Hard drive manufacturer Seagate has submitted a patent application that uses carbon nanotubes technology which could allow for a ten-fold increase in hard drive capacity.

Hard drive manufacturer Seagate has submitted a patent application that uses carbon nanotubes technology which could allow for a ten-fold increase in hard drive capacity.

The nanotubes slowly leak a vapor lubricant  – but that is just part of the plan.  Seagate's patent describes how this technology could be used in conjunction with a technology called HAMR (which stands for Heat Assisted Magnetic Recording) where a laser could be used to heat a small portion of the surface of the platter, which would allow more data to be packed onto the surface. 

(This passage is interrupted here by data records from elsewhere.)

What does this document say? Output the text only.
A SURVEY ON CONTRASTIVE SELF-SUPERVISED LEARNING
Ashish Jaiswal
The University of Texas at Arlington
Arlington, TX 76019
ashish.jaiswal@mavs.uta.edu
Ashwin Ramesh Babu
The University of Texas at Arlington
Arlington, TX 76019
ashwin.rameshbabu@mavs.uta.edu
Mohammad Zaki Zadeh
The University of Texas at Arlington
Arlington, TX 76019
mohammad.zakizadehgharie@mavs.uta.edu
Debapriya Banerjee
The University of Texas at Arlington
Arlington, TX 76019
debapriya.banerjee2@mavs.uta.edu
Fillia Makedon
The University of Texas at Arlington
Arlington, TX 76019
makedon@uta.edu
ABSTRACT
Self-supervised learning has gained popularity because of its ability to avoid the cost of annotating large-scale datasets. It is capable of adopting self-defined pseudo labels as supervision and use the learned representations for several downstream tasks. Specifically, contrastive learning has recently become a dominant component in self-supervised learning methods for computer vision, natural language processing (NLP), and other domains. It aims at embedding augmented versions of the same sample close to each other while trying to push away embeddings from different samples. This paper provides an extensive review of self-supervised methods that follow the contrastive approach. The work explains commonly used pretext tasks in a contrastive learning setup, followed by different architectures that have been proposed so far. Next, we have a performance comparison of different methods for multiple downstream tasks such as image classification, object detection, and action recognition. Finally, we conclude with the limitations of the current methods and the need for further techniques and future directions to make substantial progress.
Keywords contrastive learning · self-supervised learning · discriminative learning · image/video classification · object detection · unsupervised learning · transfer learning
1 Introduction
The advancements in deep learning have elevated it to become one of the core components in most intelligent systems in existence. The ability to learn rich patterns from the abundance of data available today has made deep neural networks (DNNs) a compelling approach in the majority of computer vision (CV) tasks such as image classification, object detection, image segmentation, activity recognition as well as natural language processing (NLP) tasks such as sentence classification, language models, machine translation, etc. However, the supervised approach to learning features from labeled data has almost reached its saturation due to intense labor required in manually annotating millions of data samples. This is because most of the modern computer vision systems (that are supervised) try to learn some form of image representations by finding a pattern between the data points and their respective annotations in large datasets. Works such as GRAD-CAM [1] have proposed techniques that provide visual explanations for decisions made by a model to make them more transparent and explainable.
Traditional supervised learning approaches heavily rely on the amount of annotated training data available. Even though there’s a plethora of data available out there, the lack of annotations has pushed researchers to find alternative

The HAMR idea is based on properties already well-known and could allow for data densities of several terabits per square inch, but the problem with heating the platter is that this would cause the coating of lubrication on the platter to evaporate and make it prone to head crashes.  What Seagate hope to do is use a reservoir of carbon nanotubes to hold the lubricant.  When the laser is used to heat the reservoir, small amounts of lubricant are released by the nanotubes to replenish areas depleted of lubricant in about 10 milliseconds and allows for the head to write the data to the platter without damage. The drives are sealed so that the lubricant can't escape and the nanotube reservoir would last for the life of the drive.

This sounds really interesting, especially if combined with perpendicular drive technology.  I'm glad to see that Seagate is making sure that they'll have hard drives big enough for my storage needs is a few year's time!